Since the beginning of this year, the emergency pedagogy work with children and adolescents in both of the refugee camps in the region of Dohuk has been taking place in so called Child Friendly Spaces. Child Friendly Spaces are specially designed areas within the camp for children. They offer the children a safe place where they can take advantage of the emergency pedagogy offerings. Between work units a joyful exuberant atmosphere prevails, as if one were on a schoolyard. The Friends of Waldorf Education had play and sport materials delivered via land transport, they were excitedly tested out by the children. Rope was skipped and ball played. Pedalos were at first eyed with caution, but shortly thereafter tried out to many laughs. In addition to the ritual of beginning and closing circles, these break units are fixed and important, essential parts of the daily structure. The recurring routine is a central element which helps to emotionally stabilise the affected persons after traumatic experiences.
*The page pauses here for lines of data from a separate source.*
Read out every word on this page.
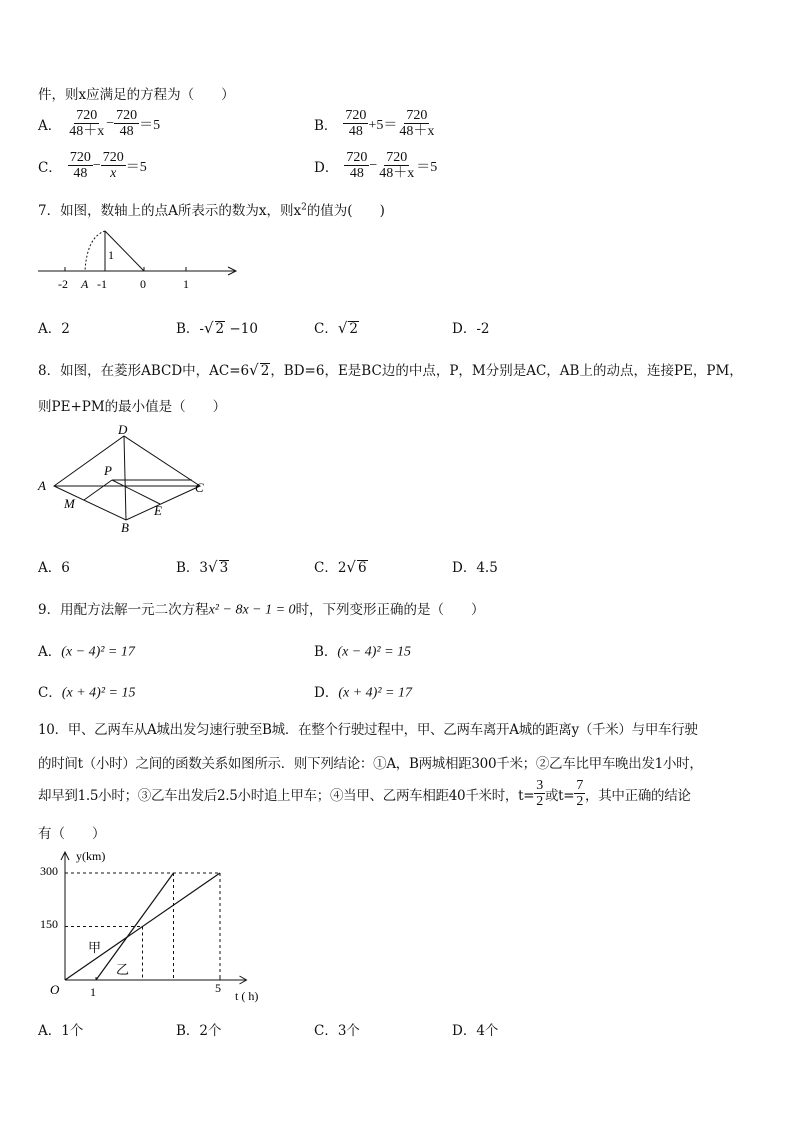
件，则x应满足的方程为（　　）
A． $\frac{720}{48+x} - \frac{720}{48} =5$	B． $\frac{720}{48} +5= \frac{720}{48+x}$
C． $\frac{720}{48} - \frac{720}{x} =5$	D． $\frac{720}{48} - \frac{720}{48+x} =5$
7．如图，数轴上的点A所表示的数为x，则$x^2$的值为(　　)
1
-2 A -1	0	1
A．2	B．-√ 2 −10	C．√ 2	D．-2
8．如图，在菱形ABCD中，AC=6√ 2，BD=6，E是BC边的中点，P，M分别是AC，AB上的动点，连接PE，PM，
则PE+PM的最小值是（　　）
A
D
C
B
P
M	E
A．6	B．3√ 3	C．2√ 6	D．4.5
9．用配方法解一元二次方程x² − 8x − 1 = 0时，下列变形正确的是（　　）
A．(x − 4)² = 17	B．(x − 4)² = 15
C．(x + 4)² = 15	D．(x + 4)² = 17
10．甲、乙两车从A城出发匀速行驶至B城．在整个行驶过程中，甲、乙两车离开A城的距离y（千米）与甲车行驶
的时间t（小时）之间的函数关系如图所示．则下列结论：①A，B两城相距300千米；②乙车比甲车晚出发1小时，
却早到1.5小时；③乙车出发后2.5小时追上甲车；④当甲、乙两车相距40千米时，$t= \frac{3}{2}$ 或$t= \frac{7}{2}$ ，其中正确的结论
有（　　）
y(km)
t ( h)
O
300
150
1	5
甲
乙
A．1个	B．2个	C．3个	D．4个
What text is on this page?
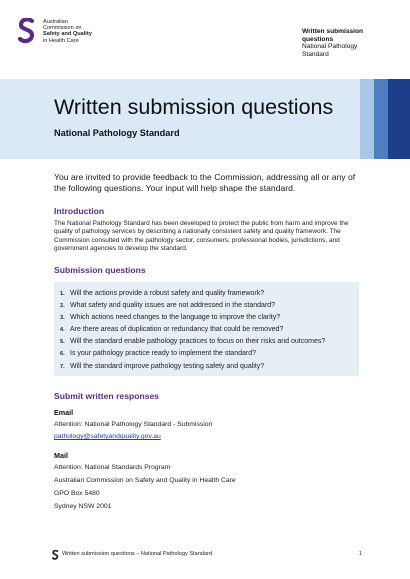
Australian
Commission on
Safety and Quality
in Health Care
Written submission
questions
National Pathology
Standard
Written submission questions
National Pathology Standard
You are invited to provide feedback to the Commission, addressing all or any of the following questions. Your input will help shape the standard.
Introduction
The National Pathology Standard has been developed to protect the public from harm and improve the quality of pathology services by describing a nationally consistent safety and quality framework. The Commission consulted with the pathology sector, consumers, professional bodies, jurisdictions, and government agencies to develop the standard.
Submission questions
1. Will the actions provide a robust safety and quality framework?
2. What safety and quality issues are not addressed in the standard?
3. Which actions need changes to the language to improve the clarity?
4. Are there areas of duplication or redundancy that could be removed?
5. Will the standard enable pathology practices to focus on their risks and outcomes?
6. Is your pathology practice ready to implement the standard?
7. Will the standard improve pathology testing safety and quality?
Submit written responses
Email
Attention: National Pathology Standard - Submission
pathology@safetyandquality.gov.au
Mail
Attention: National Standards Program
Australian Commission on Safety and Quality in Health Care
GPO Box 5480
Sydney NSW 2001
Written submission questions – National Pathology Standard	1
Building on the teacher training courses of the last year, a three day seminar also took place with teachers of the provisional school in one of the refugee camps. Subject of the continuing education course taught by the international team was firstly the theory and practice of emergency pedagogy methods. The meaning of the growing child’s developmental stage under the influence of traumatisation was also a main topic. Posttraumatic stress symptoms and case examples were discussed in depth. Furthermore the local team prepared a parent night, in order to report about their work. The parents and teachers also had the opportunity to discuss which social and spatial design possibilities exist to give the children the healing experiences of a safe place.
The accompanying doctor led a first aid course with content-related and practical units for local colleagues. Among others, the handling of fainting spells was thoroughly discussed because this has been increasingly occurring after flight traumata, especially among young women.
A further focus of this mission was networking with other international aid organisations on location. The Friends of Waldorf Education are now increasingly sought after for advice, for example when building schools, due to their pedagogical experience in refugee camps. Besides this, exchange with international players supports networking with further implementations partners and therefore the financing of the project.